Question

$A+B\to A_3{B}_2$
$A_3{B}_2+C\to A_3{B}_2{C}_2$

The above two reactions are carried out by taking $4$ moles each of $A$ and $B$ and $2$ moles of $C$. Which of the following option(s) is/are correct?

• A. $1$ mol of $A_3{B}_2{C}_2$ is formed.
• B. $\frac{1}{2}$ mol of $A_3{B}_2{C}_2$ is formed.
• C. $\frac{4}{3}$ mol of $A_3{B}_2$ is formed.
• D. $\frac{1}{3}$ mol of $A_3{B}_2$ is left at the end.

Answer 1

Answer: (A), (C), (D)

The correct options are
A $1$ mol of $A_3{B}_2{C}_2$ is formed.
C $\frac{4}{3}$ mol of $A_3{B}_2$ is formed.
D $\frac{1}{3}$ mol of $A_3{B}_2$ is left at the end.
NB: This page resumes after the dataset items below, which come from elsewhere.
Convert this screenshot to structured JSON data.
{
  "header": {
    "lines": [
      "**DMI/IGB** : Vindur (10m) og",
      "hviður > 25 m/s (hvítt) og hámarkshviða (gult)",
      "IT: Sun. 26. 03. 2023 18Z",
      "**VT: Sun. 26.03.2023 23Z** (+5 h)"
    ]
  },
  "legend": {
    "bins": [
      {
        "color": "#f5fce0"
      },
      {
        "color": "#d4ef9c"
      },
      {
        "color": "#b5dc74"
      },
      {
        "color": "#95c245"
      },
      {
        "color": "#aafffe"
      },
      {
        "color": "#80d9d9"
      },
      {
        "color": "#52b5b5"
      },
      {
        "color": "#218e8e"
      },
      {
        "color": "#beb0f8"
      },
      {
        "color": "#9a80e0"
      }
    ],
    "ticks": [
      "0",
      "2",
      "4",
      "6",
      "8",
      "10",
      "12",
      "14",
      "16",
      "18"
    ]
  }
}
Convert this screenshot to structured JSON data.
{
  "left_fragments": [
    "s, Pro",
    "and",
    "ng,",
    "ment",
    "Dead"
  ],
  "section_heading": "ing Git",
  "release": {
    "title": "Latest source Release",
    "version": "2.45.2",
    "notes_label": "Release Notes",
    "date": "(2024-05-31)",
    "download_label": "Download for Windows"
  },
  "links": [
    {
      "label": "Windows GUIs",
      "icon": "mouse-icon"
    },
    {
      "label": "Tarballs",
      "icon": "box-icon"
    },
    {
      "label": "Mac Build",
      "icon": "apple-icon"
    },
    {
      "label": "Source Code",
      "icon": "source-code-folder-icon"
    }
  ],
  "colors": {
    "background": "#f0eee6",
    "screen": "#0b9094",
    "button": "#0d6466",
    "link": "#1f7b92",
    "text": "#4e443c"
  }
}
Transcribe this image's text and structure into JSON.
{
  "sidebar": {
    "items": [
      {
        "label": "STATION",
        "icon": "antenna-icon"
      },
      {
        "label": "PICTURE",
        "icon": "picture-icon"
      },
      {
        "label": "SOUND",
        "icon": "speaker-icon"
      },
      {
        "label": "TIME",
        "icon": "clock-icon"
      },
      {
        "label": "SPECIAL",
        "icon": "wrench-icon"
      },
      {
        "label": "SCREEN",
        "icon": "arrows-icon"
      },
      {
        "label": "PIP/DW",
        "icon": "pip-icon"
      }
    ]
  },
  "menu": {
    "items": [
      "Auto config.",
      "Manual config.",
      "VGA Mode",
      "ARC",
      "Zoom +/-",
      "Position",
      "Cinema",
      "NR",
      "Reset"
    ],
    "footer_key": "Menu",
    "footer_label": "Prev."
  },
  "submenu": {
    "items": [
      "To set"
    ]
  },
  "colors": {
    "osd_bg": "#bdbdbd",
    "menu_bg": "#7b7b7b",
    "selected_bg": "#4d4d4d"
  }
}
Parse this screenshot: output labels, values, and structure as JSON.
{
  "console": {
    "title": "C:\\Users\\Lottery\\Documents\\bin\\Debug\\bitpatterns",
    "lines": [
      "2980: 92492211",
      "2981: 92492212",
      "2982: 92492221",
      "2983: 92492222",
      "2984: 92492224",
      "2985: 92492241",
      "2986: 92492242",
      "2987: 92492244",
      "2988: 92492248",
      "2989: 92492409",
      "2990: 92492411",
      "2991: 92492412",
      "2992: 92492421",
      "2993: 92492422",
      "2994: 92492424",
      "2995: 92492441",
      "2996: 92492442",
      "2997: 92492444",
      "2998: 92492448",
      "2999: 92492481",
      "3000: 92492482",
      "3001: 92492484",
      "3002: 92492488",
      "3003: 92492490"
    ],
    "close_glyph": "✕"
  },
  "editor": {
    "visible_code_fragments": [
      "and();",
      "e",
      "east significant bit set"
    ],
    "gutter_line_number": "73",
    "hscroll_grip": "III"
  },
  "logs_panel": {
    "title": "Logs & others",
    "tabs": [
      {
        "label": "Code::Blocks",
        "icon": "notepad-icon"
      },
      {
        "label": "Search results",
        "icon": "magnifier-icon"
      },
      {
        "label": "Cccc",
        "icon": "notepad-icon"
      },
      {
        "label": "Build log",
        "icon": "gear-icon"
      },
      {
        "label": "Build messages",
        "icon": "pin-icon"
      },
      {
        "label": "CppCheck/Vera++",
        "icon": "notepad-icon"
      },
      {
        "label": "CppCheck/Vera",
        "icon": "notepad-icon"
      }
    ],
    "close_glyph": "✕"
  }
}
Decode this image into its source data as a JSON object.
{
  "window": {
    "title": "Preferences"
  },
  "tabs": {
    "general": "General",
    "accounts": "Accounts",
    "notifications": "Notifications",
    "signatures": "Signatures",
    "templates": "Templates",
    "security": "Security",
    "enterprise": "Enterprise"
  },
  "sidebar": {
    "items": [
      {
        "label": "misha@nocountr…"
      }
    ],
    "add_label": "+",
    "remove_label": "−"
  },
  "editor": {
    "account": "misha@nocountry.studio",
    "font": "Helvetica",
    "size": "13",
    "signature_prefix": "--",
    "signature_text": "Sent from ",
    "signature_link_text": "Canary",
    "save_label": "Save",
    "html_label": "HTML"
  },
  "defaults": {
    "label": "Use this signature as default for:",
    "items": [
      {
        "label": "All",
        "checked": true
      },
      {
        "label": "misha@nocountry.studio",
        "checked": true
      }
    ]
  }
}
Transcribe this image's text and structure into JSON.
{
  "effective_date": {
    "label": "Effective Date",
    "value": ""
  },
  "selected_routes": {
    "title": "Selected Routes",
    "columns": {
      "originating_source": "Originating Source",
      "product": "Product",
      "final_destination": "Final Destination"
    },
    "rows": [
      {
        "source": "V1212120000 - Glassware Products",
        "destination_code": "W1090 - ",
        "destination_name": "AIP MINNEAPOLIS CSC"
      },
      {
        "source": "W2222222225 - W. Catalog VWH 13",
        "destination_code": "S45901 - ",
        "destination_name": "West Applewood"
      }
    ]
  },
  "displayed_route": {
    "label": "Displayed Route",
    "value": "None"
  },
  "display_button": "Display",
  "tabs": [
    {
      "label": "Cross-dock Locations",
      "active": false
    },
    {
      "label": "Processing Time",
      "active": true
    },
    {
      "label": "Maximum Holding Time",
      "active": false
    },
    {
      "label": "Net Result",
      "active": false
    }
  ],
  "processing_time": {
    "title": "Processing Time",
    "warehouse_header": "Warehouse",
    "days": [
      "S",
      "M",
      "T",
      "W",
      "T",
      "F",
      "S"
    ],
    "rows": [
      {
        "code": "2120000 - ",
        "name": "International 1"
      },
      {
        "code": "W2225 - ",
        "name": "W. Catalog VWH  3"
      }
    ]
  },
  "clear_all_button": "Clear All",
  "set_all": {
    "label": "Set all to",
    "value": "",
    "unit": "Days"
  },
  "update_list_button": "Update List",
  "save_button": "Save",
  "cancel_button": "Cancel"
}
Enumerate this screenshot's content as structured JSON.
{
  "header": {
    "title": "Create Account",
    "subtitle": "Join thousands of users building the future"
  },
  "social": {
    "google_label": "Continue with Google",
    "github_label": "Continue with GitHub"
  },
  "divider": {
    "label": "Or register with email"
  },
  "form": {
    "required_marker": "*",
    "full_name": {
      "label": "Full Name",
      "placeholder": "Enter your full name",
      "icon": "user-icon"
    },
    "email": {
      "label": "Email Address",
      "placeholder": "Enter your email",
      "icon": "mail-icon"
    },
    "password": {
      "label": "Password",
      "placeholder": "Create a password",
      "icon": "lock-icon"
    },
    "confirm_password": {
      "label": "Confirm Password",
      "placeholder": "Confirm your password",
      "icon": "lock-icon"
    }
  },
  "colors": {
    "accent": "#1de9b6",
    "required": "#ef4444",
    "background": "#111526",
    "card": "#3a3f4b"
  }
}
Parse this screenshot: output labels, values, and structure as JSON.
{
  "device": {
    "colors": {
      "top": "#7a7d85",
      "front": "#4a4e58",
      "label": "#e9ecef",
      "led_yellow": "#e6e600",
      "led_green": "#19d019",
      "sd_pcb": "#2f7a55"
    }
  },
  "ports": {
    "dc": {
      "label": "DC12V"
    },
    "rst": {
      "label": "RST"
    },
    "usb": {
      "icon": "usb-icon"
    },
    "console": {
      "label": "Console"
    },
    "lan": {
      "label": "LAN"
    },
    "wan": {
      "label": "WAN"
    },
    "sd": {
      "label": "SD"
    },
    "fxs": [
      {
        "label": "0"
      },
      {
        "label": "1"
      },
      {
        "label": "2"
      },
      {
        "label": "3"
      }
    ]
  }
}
The balanced reactions are as follows:
$3A+2B\to A_3{B}_2$
$4$ $4$ $\frac{4}{3}$ formed.............................(in moles)
$A_3{B}_2+2C\to A_3{B}_2{C}_2$
$\frac{4}{3}$ $2$ $0$................................(in moles) (Initial)
$\frac{1}{3}$ $0$ $1$................................(in mole) (Final)
Hence, options A, C and D are correct.